AFACT had collected evidence showing that iiNet’s customers were using the BitTorrent system to download copyrighted movies. BitTorrent is free software that allows a user to easily share video and audio files with other internet users using peer-to-peer networking. AFACT wrote to iiNet to inform it of this copyright infringement and asked it to take steps to prevent its customers from downloading the movies. The measures sought by AFACT included requiring iiNet to cancel its infringing customers’ subscriptions and to block certain websites. iiNet refused. The Court was satisfied that the conduct of iiNet’s individual customers in downloading the movies amounted to copyright infringement. However, the critical issue was whether iiNet authorised the copyright infringement of these iiNet customers by failing to take any steps to stop that infringing conduct.
Under the Copyright Act a person who authorises the infringement of copyright is treated as if they themselves infringed copyright directly. In deciding whether there has been authorisation under the Act, the Court must consider the extent of the person’s power to prevent the doing of the infringing act, the nature of the relationship existing between the person and the person who did the act, and whether the person took reasonable steps to prevent or avoid the doing of the act.
The Court noted that, whilst iiNet knew of the infringements, it did not authorise them. The Court distinguished providing the ‘means of infringement’, such as a webpage dedicated to peer-to-peer file sharing or a series of photocopying machines which could amount to authorisation, from merely providing the pre-condition to infringement. Merely providing access to the internet did not amount to providing the ‘means of infringement’. The ‘means of infringement’ in this instance was the use of the BitTorrent system. iiNet had no control over it and was not responsible for operating it. The various measures AFACT asked iiNet to undertake were not relevant ‘powers’ to prevent the doing of the infringing act, nor were they ‘reasonable steps’ that needed to be taken to prevent it.

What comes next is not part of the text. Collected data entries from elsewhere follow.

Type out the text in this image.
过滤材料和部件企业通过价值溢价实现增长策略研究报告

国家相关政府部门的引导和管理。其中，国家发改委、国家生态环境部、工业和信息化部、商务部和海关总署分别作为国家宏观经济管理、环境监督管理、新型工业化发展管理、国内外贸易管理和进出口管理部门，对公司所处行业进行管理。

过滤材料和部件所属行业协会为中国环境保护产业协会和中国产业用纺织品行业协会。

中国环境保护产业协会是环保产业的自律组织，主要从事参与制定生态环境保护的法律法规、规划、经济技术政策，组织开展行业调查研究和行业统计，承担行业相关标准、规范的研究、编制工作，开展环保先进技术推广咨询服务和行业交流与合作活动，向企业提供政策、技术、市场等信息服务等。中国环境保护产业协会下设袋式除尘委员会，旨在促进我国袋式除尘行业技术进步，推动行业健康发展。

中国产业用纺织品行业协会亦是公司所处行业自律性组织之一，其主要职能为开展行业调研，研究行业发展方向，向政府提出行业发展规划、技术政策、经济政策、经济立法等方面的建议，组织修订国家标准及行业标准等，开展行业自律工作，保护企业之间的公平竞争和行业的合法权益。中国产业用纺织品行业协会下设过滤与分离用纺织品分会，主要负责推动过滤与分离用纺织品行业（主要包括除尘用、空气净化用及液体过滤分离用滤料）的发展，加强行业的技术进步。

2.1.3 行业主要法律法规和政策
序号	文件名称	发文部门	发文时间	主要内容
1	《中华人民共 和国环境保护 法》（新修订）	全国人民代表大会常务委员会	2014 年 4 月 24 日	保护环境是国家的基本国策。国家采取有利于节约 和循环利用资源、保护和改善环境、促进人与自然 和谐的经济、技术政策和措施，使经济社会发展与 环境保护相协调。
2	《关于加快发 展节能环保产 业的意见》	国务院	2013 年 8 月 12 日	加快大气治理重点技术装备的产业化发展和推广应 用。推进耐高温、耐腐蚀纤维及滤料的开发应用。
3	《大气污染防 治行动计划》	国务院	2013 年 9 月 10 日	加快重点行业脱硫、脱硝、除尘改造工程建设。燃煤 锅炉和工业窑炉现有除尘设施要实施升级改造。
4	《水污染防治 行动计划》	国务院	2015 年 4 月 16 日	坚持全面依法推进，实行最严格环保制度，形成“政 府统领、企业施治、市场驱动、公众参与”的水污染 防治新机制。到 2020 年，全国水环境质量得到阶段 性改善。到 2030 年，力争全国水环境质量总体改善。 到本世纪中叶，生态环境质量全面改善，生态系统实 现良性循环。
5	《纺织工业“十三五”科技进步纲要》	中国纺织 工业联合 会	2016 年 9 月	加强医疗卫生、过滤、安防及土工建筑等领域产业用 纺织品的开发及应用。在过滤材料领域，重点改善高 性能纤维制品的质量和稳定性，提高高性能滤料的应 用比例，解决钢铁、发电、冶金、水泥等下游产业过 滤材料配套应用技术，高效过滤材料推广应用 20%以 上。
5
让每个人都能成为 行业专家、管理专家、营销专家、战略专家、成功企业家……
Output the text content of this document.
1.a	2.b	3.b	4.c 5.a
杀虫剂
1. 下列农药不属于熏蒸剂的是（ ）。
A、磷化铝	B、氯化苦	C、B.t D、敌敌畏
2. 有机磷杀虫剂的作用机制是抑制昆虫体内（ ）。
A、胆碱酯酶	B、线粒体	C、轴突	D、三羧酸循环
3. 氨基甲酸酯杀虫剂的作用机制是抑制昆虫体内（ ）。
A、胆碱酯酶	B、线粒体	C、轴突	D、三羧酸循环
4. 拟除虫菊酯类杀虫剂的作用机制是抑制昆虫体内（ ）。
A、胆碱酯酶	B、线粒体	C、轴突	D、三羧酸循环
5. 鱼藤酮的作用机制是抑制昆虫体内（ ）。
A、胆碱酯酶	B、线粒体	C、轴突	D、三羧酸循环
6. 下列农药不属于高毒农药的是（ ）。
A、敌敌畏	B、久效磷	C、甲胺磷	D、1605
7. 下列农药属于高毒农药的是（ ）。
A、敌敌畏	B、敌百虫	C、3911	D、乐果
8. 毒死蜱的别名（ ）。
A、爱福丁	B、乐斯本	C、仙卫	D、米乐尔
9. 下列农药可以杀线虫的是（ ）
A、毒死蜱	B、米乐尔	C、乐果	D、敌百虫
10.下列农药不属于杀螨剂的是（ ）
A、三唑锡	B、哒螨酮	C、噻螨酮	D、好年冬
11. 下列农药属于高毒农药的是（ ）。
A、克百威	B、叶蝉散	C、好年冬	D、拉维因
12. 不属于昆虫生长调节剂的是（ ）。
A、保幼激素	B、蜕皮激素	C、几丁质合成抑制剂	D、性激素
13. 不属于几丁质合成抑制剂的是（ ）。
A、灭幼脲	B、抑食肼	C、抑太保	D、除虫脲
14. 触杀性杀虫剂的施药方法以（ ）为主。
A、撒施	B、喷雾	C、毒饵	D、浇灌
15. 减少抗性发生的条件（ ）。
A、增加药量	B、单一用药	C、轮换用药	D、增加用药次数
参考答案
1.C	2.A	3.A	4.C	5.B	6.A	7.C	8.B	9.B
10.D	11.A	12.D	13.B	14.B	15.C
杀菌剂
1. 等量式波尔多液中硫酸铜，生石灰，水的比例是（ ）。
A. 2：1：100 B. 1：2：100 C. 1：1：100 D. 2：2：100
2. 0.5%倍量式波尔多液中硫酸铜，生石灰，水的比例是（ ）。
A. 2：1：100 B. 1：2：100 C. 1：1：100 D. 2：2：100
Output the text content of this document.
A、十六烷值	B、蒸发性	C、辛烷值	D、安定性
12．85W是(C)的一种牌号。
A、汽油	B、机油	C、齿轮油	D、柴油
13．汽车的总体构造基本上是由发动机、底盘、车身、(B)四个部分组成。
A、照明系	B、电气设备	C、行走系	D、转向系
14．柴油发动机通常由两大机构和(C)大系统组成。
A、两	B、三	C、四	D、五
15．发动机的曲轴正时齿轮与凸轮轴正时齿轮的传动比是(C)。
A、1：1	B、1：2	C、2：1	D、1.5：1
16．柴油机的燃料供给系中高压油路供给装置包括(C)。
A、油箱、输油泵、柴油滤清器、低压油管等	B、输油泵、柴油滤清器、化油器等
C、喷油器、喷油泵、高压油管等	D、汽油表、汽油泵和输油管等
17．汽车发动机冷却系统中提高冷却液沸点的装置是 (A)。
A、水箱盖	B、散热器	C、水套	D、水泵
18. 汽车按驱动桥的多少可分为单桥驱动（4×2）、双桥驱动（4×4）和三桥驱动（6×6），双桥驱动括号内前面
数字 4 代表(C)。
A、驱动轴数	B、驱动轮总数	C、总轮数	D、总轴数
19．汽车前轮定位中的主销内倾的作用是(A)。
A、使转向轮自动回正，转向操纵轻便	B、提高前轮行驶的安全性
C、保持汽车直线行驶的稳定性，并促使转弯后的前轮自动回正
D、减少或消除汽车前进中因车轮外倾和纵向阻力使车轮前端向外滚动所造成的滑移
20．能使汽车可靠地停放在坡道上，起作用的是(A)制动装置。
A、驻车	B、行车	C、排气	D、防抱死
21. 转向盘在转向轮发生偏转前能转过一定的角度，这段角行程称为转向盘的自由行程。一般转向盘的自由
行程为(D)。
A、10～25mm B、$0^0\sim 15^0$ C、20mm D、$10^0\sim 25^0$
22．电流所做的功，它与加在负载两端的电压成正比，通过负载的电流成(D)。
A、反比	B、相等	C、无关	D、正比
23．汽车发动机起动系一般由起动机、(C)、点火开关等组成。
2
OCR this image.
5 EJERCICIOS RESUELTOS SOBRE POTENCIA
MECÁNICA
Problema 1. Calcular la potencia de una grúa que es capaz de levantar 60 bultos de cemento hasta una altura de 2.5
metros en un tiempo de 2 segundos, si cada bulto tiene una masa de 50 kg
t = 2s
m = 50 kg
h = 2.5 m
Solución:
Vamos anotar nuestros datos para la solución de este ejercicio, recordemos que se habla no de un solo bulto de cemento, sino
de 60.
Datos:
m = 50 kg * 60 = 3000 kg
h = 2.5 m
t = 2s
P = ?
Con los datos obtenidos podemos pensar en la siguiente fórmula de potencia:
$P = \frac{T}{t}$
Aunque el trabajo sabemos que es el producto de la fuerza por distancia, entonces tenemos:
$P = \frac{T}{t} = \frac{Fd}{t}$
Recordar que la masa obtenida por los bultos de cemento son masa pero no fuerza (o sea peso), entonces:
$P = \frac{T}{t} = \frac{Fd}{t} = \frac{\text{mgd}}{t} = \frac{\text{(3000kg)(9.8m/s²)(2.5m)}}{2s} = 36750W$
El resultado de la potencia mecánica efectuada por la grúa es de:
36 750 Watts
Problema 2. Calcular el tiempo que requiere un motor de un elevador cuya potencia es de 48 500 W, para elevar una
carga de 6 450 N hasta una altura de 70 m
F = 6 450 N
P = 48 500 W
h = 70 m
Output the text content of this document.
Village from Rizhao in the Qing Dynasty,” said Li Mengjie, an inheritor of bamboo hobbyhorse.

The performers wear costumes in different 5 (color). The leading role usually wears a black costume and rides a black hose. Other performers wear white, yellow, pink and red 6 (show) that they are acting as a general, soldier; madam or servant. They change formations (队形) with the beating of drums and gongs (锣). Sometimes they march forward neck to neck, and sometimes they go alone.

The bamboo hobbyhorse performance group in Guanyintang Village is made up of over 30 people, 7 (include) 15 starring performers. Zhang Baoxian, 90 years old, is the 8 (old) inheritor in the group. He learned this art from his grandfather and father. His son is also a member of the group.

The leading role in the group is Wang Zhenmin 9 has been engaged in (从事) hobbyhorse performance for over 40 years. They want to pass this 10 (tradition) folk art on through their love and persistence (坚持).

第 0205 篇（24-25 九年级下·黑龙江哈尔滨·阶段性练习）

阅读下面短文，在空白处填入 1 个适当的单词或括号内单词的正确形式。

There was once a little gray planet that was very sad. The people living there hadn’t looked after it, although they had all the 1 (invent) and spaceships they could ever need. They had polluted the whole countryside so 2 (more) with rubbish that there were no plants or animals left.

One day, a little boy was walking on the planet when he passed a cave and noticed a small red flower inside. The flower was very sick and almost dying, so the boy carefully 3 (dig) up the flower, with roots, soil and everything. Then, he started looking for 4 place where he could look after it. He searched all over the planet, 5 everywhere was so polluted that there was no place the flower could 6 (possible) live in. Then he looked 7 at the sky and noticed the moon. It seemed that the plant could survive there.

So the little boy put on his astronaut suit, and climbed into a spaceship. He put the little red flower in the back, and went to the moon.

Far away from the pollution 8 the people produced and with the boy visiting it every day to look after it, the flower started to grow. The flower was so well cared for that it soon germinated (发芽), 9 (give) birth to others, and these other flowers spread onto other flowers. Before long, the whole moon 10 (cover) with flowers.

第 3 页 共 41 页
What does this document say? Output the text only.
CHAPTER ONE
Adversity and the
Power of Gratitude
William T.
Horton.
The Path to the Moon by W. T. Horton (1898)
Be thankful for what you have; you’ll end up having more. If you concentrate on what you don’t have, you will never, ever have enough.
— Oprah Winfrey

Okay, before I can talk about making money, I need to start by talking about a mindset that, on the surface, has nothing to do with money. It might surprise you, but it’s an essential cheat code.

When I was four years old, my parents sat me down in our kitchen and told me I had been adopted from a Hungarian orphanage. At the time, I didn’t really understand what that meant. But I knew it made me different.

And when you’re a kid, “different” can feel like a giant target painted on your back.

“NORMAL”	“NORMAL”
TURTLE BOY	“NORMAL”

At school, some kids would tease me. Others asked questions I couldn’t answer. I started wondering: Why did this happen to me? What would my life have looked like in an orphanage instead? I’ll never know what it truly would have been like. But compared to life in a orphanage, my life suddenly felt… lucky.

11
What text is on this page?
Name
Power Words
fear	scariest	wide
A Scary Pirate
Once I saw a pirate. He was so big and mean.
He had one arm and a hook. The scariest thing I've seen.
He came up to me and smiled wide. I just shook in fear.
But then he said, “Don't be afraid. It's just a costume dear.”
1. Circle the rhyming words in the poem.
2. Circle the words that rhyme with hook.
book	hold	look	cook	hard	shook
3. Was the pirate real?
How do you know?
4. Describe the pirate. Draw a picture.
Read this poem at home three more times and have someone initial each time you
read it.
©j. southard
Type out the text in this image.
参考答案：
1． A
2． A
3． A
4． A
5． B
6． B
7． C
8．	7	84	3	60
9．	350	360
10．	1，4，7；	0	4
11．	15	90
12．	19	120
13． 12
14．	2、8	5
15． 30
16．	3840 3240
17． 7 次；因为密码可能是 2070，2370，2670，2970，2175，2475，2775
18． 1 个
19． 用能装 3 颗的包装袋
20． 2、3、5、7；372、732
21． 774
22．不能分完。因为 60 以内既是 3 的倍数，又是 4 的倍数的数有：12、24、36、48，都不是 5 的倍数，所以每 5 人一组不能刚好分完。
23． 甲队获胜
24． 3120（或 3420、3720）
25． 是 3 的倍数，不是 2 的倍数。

This is a significant development in the judicial review of instances of internet copyright piracy. Previous decisions, like Universal Music Australia Pty Ltd v Cooper and Kazaa, were cases in which the authorisers provided the means for copyright infringement. However, the Court distinguished the situation with iiNet, where the mere provision of access to the internet was not the means of infringement, and where iiNet had no control over the BitTorrent system or its operation.
The outcome of the iiNet case has been the subject of much nervous speculation by ISPs. Had iiNet been held to have authorised infringement, it would have allowed the entertainment industry to focus on the major ISPs to achieve broad enforcement measures, rather than making many single claims against individual copyright infringers. The potential cost to ISPs to establish effective measures to prevent such infringement is high. This could have led to many smaller ISPs going under. Whilst the Court recognised the legitimate interests of the industry to prevent what it acknowledged was large scale infringement through use of the BitTorrent system, this interest does not make ISPs responsible for protecting and enforcing their rights in this context. Given the scale of ongoing infringement and the amount of lost revenue at stake, it is quite likely this will not be the end of the road. There is yet the possibility of an appeal or alternative action. Watch this space.